Thursday, March 31, 2011
I love me a good knit cowl top, so I had to give Simplicity 2283 a try for one of my Supplex piece. I was intrigued by the front shoulder yoke.
The key to a pleasant cowl wearing experience is an adequate cowl facing. If you have enough self-facing coverage, you can put the top on in the morning and not think about it for the rest of the day. If the facing is skimpy, you will spend every spare moment making sure the facing hasn't flipped to the outside or is otherwise visible.
The facing on this was pretty good as drafted, but it is my opinion that you can always go longer. So I added an inch in cutting. As you can see on the inside, it is securely caught into the yoke seam and there is enough length hanging down at center front that the facing is not going to flip out. I had no troubles with it while wearing for bike riding (though admittedly I was wearing a fleece the whole time other than for the photos).
As mentioned, for biking tops I want some shoulder coverage for sun protection but in general don't want a full sleeve because of, well, armpit sweating, to be graphic. Extending the shoulder here wasn't going to be easy because of the yoke. I wasn't even considering the funky sleeve until I saw SewWil's pattern review. Her sleeves are great and look breezy and comfortable, so I cut the fun little pleated sleeve.
On SewWil and on the model it looks like there is plenty of room for a breeze under the arm, but on my I found that the sleeve amounted to a giant wad of fabric in my armpit as the armscye is quite high on me.

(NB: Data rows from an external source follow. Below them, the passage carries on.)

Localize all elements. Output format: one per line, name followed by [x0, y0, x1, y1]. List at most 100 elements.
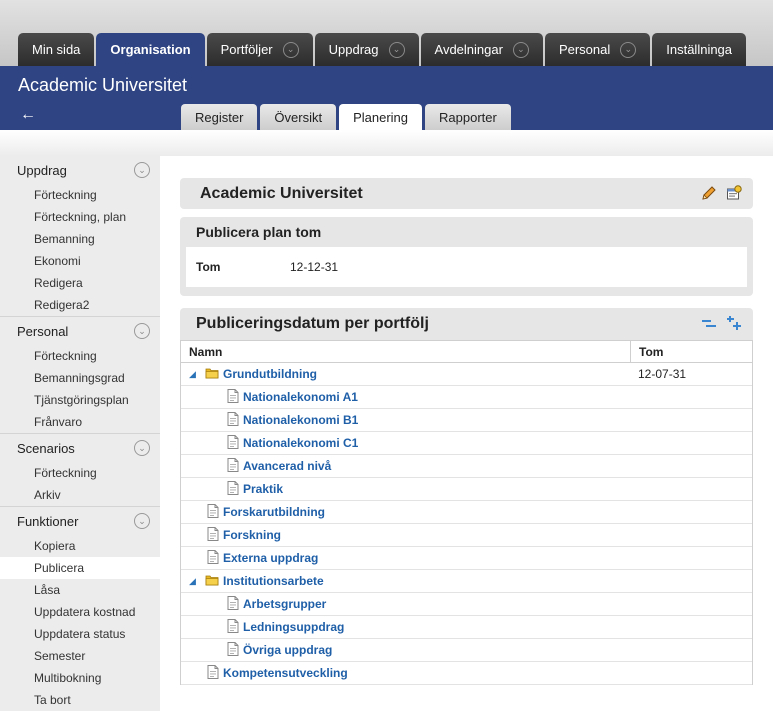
main-tab-uppdrag[interactable]: Uppdrag ⌄: [314, 33, 419, 66]
tree-link-grundutbildning[interactable]: Grundutbildning: [223, 367, 317, 381]
sidebar-item-bemanning[interactable]: Bemanning: [0, 228, 160, 250]
tree-row[interactable]: Avancerad nivå: [181, 455, 752, 478]
tree-row[interactable]: ◢ Institutionsarbete: [181, 570, 752, 593]
sub-tab-planering[interactable]: Planering: [339, 104, 423, 131]
sidebar-item-redigera2[interactable]: Redigera2: [0, 294, 160, 316]
chevron-down-icon[interactable]: ⌄: [388, 41, 405, 58]
tom-value: 12-12-31: [290, 260, 339, 274]
sidebar-section-scenarios: Scenarios ⌄ Förteckning Arkiv: [0, 434, 160, 507]
content-top-strip: [0, 130, 773, 156]
tree-row[interactable]: Forskning: [181, 524, 752, 547]
tree-row[interactable]: Ledningsuppdrag: [181, 616, 752, 639]
sidebar-section-header[interactable]: Personal ⌄: [0, 317, 160, 345]
sidebar-item-semester[interactable]: Semester: [0, 645, 160, 667]
chevron-down-icon[interactable]: ⌄: [620, 41, 637, 58]
chevron-down-icon[interactable]: ⌄: [134, 323, 150, 339]
tree-link-praktik[interactable]: Praktik: [243, 482, 283, 496]
tree-link-ledningsuppdrag[interactable]: Ledningsuppdrag: [243, 620, 344, 634]
pencil-icon[interactable]: [700, 184, 718, 202]
sub-tab-rapporter[interactable]: Rapporter: [425, 104, 511, 130]
expand-all-icon[interactable]: [725, 314, 743, 332]
column-header-name[interactable]: Namn: [181, 341, 631, 362]
sidebar-item-forteckning[interactable]: Förteckning: [0, 462, 160, 484]
sidebar-item-bemanningsgrad[interactable]: Bemanningsgrad: [0, 367, 160, 389]
tree-row[interactable]: Övriga uppdrag: [181, 639, 752, 662]
sidebar-item-forteckning-plan[interactable]: Förteckning, plan: [0, 206, 160, 228]
sidebar-item-forteckning[interactable]: Förteckning: [0, 184, 160, 206]
tree-row[interactable]: Forskarutbildning: [181, 501, 752, 524]
tree-link-nationalekonomi-b1[interactable]: Nationalekonomi B1: [243, 413, 358, 427]
tree-row[interactable]: Kompetensutveckling: [181, 662, 752, 685]
sidebar-item-ekonomi[interactable]: Ekonomi: [0, 250, 160, 272]
chevron-down-icon[interactable]: ⌄: [134, 162, 150, 178]
sidebar-item-tjanstgoringsplan[interactable]: Tjänstgöringsplan: [0, 389, 160, 411]
sidebar-item-forteckning[interactable]: Förteckning: [0, 345, 160, 367]
sidebar-item-uppdatera-status[interactable]: Uppdatera status: [0, 623, 160, 645]
main-tab-avdelningar[interactable]: Avdelningar ⌄: [420, 33, 543, 66]
org-header: Academic Universitet ← Register Översikt P…: [0, 66, 773, 131]
chevron-down-icon[interactable]: ⌄: [282, 41, 299, 58]
tree-cell-name: Externa uppdrag: [181, 549, 631, 567]
main-tab-label: Organisation: [110, 42, 191, 57]
sidebar-item-ta-bort[interactable]: Ta bort: [0, 689, 160, 711]
sidebar-section-title: Funktioner: [17, 513, 79, 529]
document-icon: [227, 411, 239, 429]
sub-tab-register[interactable]: Register: [181, 104, 258, 130]
sidebar-section-funktioner: Funktioner ⌄ Kopiera Publicera Låsa Uppdatera…: [0, 507, 160, 711]
tree-link-kompetensutveckling[interactable]: Kompetensutveckling: [223, 666, 348, 680]
tree-link-forskning[interactable]: Forskning: [223, 528, 281, 542]
tree-link-arbetsgrupper[interactable]: Arbetsgrupper: [243, 597, 326, 611]
tree-link-ovriga-uppdrag[interactable]: Övriga uppdrag: [243, 643, 332, 657]
tree-link-forskarutbildning[interactable]: Forskarutbildning: [223, 505, 325, 519]
sidebar-item-multibokning[interactable]: Multibokning: [0, 667, 160, 689]
org-panel: Academic Universitet: [180, 178, 753, 209]
main-tab-portfoljer[interactable]: Portföljer ⌄: [206, 33, 313, 66]
properties-icon[interactable]: [725, 184, 743, 202]
main-tab-label: Portföljer: [220, 42, 273, 57]
arrow-left-icon[interactable]: ←: [20, 106, 36, 124]
top-bar: Min sida Organisation Portföljer ⌄ Uppdrag ⌄ A…: [0, 0, 773, 66]
tree-link-institutionsarbete[interactable]: Institutionsarbete: [223, 574, 324, 588]
tree-cell-name: Ledningsuppdrag: [181, 618, 631, 636]
sidebar-section-header[interactable]: Scenarios ⌄: [0, 434, 160, 462]
document-icon: [227, 595, 239, 613]
sidebar-section-header[interactable]: Uppdrag ⌄: [0, 156, 160, 184]
sub-tab-oversikt[interactable]: Översikt: [260, 104, 337, 130]
tree-row[interactable]: ◢ Grundutbildning 12-07-31: [181, 363, 752, 386]
chevron-down-icon[interactable]: ⌄: [134, 513, 150, 529]
tree-link-nationalekonomi-a1[interactable]: Nationalekonomi A1: [243, 390, 358, 404]
sidebar-item-uppdatera-kostnad[interactable]: Uppdatera kostnad: [0, 601, 160, 623]
document-icon: [207, 664, 219, 682]
tree-row[interactable]: Praktik: [181, 478, 752, 501]
tree-link-externa-uppdrag[interactable]: Externa uppdrag: [223, 551, 318, 565]
main-tab-organisation[interactable]: Organisation: [96, 33, 205, 66]
sidebar-item-publicera[interactable]: Publicera: [0, 557, 160, 579]
tree-link-avancerad-niva[interactable]: Avancerad nivå: [243, 459, 331, 473]
expanded-triangle-icon[interactable]: ◢: [189, 576, 199, 587]
tree-cell-name: Arbetsgrupper: [181, 595, 631, 613]
expanded-triangle-icon[interactable]: ◢: [189, 369, 199, 380]
publish-plan-panel: Publicera plan tom Tom 12-12-31: [180, 217, 753, 296]
tree-cell-name: Övriga uppdrag: [181, 641, 631, 659]
tree-row[interactable]: Arbetsgrupper: [181, 593, 752, 616]
collapse-all-icon[interactable]: [700, 314, 718, 332]
main-tab-personal[interactable]: Personal ⌄: [544, 33, 651, 66]
main-tab-installninga[interactable]: Inställninga: [652, 33, 747, 66]
sidebar-item-kopiera[interactable]: Kopiera: [0, 535, 160, 557]
column-header-tom[interactable]: Tom: [631, 341, 663, 362]
tree-row[interactable]: Externa uppdrag: [181, 547, 752, 570]
sidebar-section-title: Scenarios: [17, 440, 75, 456]
chevron-down-icon[interactable]: ⌄: [134, 440, 150, 456]
sidebar-section-header[interactable]: Funktioner ⌄: [0, 507, 160, 535]
sidebar-item-redigera[interactable]: Redigera: [0, 272, 160, 294]
tree-row[interactable]: Nationalekonomi B1: [181, 409, 752, 432]
tree-row[interactable]: Nationalekonomi A1: [181, 386, 752, 409]
tree-link-nationalekonomi-c1[interactable]: Nationalekonomi C1: [243, 436, 358, 450]
sidebar-item-lasa[interactable]: Låsa: [0, 579, 160, 601]
chevron-down-icon[interactable]: ⌄: [512, 41, 529, 58]
tree-row[interactable]: Nationalekonomi C1: [181, 432, 752, 455]
tree-cell-name: Kompetensutveckling: [181, 664, 631, 682]
sidebar-item-franvaro[interactable]: Frånvaro: [0, 411, 160, 433]
main-tab-min-sida[interactable]: Min sida: [18, 33, 95, 66]
sidebar-item-arkiv[interactable]: Arkiv: [0, 484, 160, 506]
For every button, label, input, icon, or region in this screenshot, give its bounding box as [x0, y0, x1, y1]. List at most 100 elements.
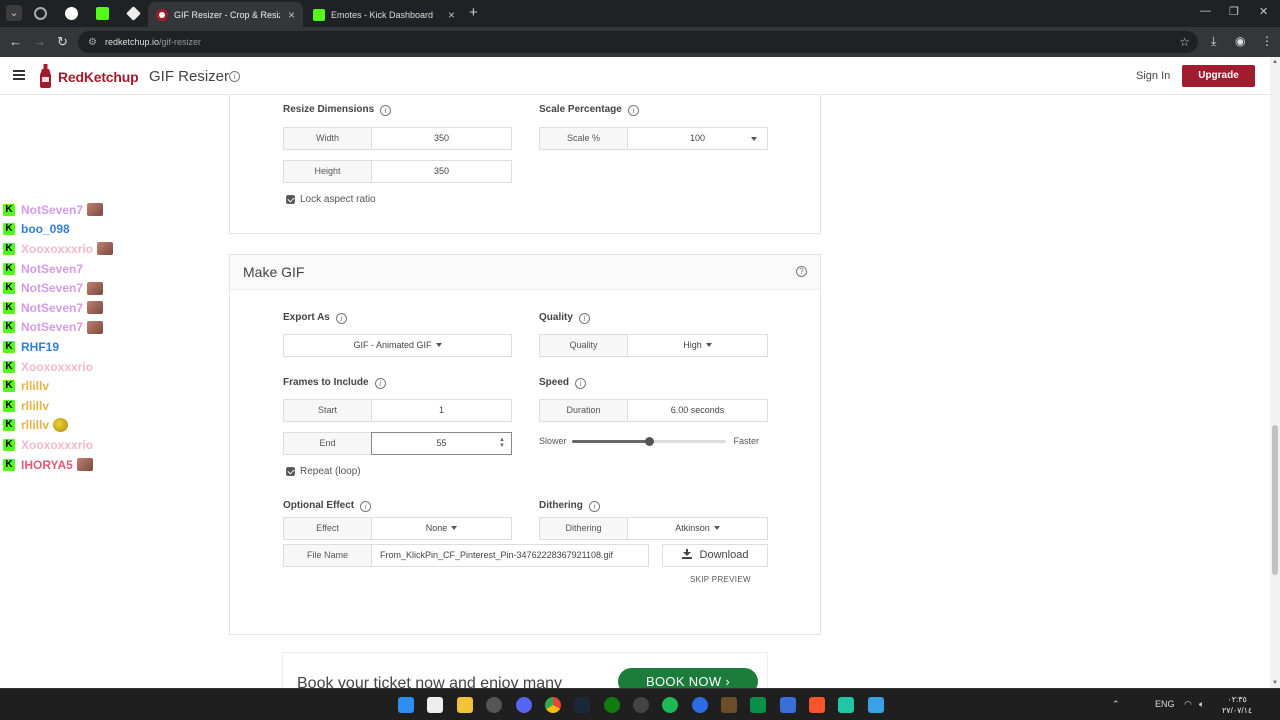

Never one to give up, I decided to turn the sleeves into cap sleeves. I marked the pleated, finished sleeve units with arcs, stitched along my marking, and cut 1/2" away from the stitching for a seam allowance. I then sewed in the sleeves and turned under and stitched the lower part of the armscye. This gives me the shoulder coverage I want with the underarm ventilation I need. If you look closely (or not even that closely) at the photos you'll see that the sleeves are not quite symmetric. Oh well! If I do this again, though, I will fix the sleeve in the drafting/cutting process, not after it is sewn.
When making the back darts in my B5283 twist top, the hardest part was figuring out where, exactly, center back was. So for this project I thread-traced center back before unpinning the pattern tissue. So very uncharacteristic of me.
Having CB marked made it a lot easier to place the darts, and also made it easier to transfer those darts to the pattern tissue for next time. The shape of my darts matches the idiosyncratic shape of my body. Most of the dart volume is not at the waist but below it at my swayback, and the width of my latissimus muscles means they have to go up nearly to the shoulder to avoid a puff at the top.
Pretend I had had the sense to make sure the back was not caught up above the belt before taking this photo. But on the right side, where the belt has not taken up a fold, you can see that it sits fairly flat on my back rather than ballooning out over my swayback.
The only thing I don't like about this pattern is that it can't be turned into a dress! The cowl width in the front sort of cascades all the way down to the hemline and would not translate well to a full length piece.
As you can see I've already tested it out! It gets the thumbs up.
I love the sweetheart look of the neckline, that the narrower cowl that is not too low cut, that the facing that stays firmly in place, and the interesting yoke. I did not interface the yoke as directed in the pattern because of the thickness of my fabric--I feared it would be way too stiff and sit awkwardly--though now that it's done I think I should have. I would recommend interfacing if you're using anything less than a double knit.
All photos are here and the pattern review is here.
And that is the last piece in my Mini Wardrobe for the PR contest. The challenge was to start with an existing piece in the closet, sew four pieces during the contest period, and end up with at least 6 outfits. I managed to pull off 8!
I started with my self-drafted black and white print dirndl biking skirt from last March.
Then I added two tops, this one and the B5283 twist top.
Next, I needed another skirt, the S2413 pleated silk organza number. Oh, and by the way, I wear biking shorts under the skirts. I'm not going around flashing.
Finally, a topper in the form of this Burda 01-2011-131 wrap sweater.
I love all these pieces individually and I love how they work together. I still have more sewing to do for the trip--more tops and more skirts, which will be fun, and more rain gear which makes me want to die. I muslined the pullover rain jacket last weekend and have not been able to motivate to cut it out this week. I need to pull up my big girl panties and just get started. Then I can reward myself with fun, bright, cheerful sewing (not that it is fun, bright, or cheerful in our persistent, endless winter; it is killing me, people).
All photos for the mini-wardrobe, showing each look as well as the disaggregated pieces, are here.